HemoBioTech, founded in 2001, trades on the Over The Counter Bulletin Board in the US and last traded at $1.26 (about Rs50) a share. The technology, it says, has been licensed from the Texas Tech University Health Science Centre in Lubbock
“We have appointed Paragon Biomedical Inc. to carry out trials in India and the US, and we hope permission to begin phase I trials in India will come by later this year,” he said. “We conducted a limited trial in Zaire on nine sickle-cell anaemia patients in (1991) and found that it was non-toxic. Injections with significant amounts—25% of total blood volume—have found that it was safe.”
The India office of the California-based Paragon Biomedical is located in Thiruvananthapuram in Kerala. A company executive, Vinod Narayanan, confirmed the trials, but declined to elaborate.
In a telephone interview, Bollon declined to discuss details on the number of patients who might be involved in the trial, but added that the target population was those suffering from “acute anaemia, trauma patients and those requiring angioplasty”.
The benefits of a wide genetic pool and cheap costs of testing new products, are some of the reasons why international drug companies are choosing India for conducting their clinical trials.
“While we are focused on establishing a US clinical trial of HemoTech, in addition, HemoBioTech considers India to be an integral part of our global strategy to commercialize HemoTech,” claimed Bollon.
Policymakers say that though the potential for clinical research was indisputable in India, a still-evolving set of medical guidelines could also open the field to misuse of the population. “The clinical registry is already in place, where companies must publicly make available details of their trials,” said an Indian Council of Medical Research (ICMR) scientist who is involved with ICMR’s ethics body. “Though it’s still voluntary, unless companies register on it, it will be tough to track implementation of clinical trial procedures on the ground.”
Though referred to as artificial blood, scientists still don’t expect blood substitutes to completely replace human blood even as many companies have tried to perfect the product over many decades.
“The basic aim of a blood transfusion is to just have a non-infectious way to temporarily administer oxygen to every tissue when there’s acute blood loss (more than 40% of the total volume) or somebody is anaemic,” said Kanjaksha Ghosh, director of ICMR’s Institute of Immunohaemetology, Mumbai.

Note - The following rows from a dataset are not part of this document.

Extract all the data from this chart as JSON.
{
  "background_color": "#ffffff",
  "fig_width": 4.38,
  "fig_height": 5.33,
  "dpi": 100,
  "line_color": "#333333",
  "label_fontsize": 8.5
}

After centuries of failed experiments ranging from injected animal milk to synthetic chemicals called perofluorocarbons (PFC, also used in non-stick pans), an overwhelming number of scientists believe that the future lies in mimicking haemoglobin. They are tiny molecules, trapped in red blood cells produced in the bone marrow, that perform this vital oxygen-carrying role; from the lungs where oxygen is produced to the remaining body tissues.

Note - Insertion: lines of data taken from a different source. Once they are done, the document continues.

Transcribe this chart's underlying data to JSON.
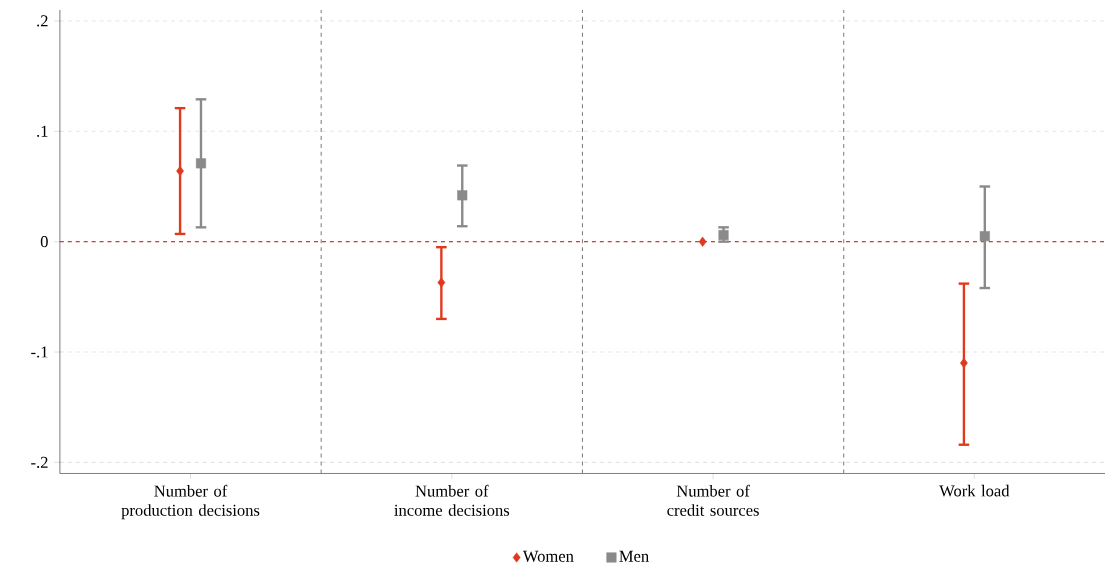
{
  "chart_data": {
    "type": "scatter",
    "categories": [
      "Number of production decisions",
      "Number of income decisions",
      "Number of credit sources",
      "Work load"
    ],
    "series": [
      {
        "name": "Women",
        "color": "#e03a1e",
        "marker": "diamond",
        "values": [
          0.064,
          -0.037,
          0.0,
          -0.11
        ],
        "errors": [
          [
            0.007,
            0.121
          ],
          [
            -0.07,
            -0.005
          ],
          null,
          [
            -0.184,
            -0.038
          ]
        ]
      },
      {
        "name": "Men",
        "color": "#8a8a8a",
        "marker": "square",
        "values": [
          0.071,
          0.042,
          0.006,
          0.005
        ],
        "errors": [
          [
            0.013,
            0.129
          ],
          [
            0.014,
            0.069
          ],
          [
            0.0,
            0.013
          ],
          [
            -0.042,
            0.05
          ]
        ]
      }
    ],
    "ylim": [
      -0.21,
      0.21
    ],
    "yticks": [
      {
        "value": -0.2,
        "label": "-.2"
      },
      {
        "value": -0.1,
        "label": "-.1"
      },
      0,
      {
        "value": 0.1,
        "label": ".1"
      },
      {
        "value": 0.2,
        "label": ".2"
      }
    ],
    "grid": "y",
    "legend": "bottom",
    "ref_lines": [
      {
        "axis": "y",
        "value": 0,
        "color": "#e03a1e",
        "line_style": "dashed"
      }
    ]
  }
}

But merely injecting free haemoglobin (outside the cell) may fatally damage the kidney or destroy the blood vessels. “That’s the single biggest problem with haemoglobin, and containing it is the primary reason why most such attempts at creating blood substitutes fail,” said M.S. Valiathan, a cardiovascular surgeon and director of the Manipal Academy of Higher Education.
All haemoglobin, irrespective of whether it is produced in humans or animals, perform the same oxygen-transport function, even though they might not resemble their human counterparts.
Thus, HemoBioTech has taken cow blood, isolated the haemoglobin, and chemically modified it with three chemicals—adenosine triphosphate, adenosine and reduced glutathione. The three chemicals that prevent the haemoglobin from disintegrating and thus forming the toxic chemicals that damage the kidney.
HemoBioTech faces several competitors. A similar product called Hemopure is already approved for use in South Africa, and Hemolink, Hemospan and Optra, being tested by companies out of the US and Canada, are in different phases of trials.
“Irrespective of the level of phase trials, there’s no guarantee that even if such substitutes are approved they will be lapped up in the market. There are just too many aspects of blood that are poorly understood,” said Ghosh.
GreenCross, a blood substitute using PFC technology made by Japan’s Green Cross Corp., received US food and drug administration approval in 1989, but the firm discontinued the process in 1994 citing increased costs of producing and storing it
HemoTech can be stored for six months at 4 degrees Celsius, claimed Bollon, as opposed to regular blood that can’t make it beyond 42 days.
“If it lives up to its claims,” said Ghosh, “it could be most vital in trauma cases and probably in war zones. But if people merely donated enough blood, we wouldn’t need to develop such substitutes.”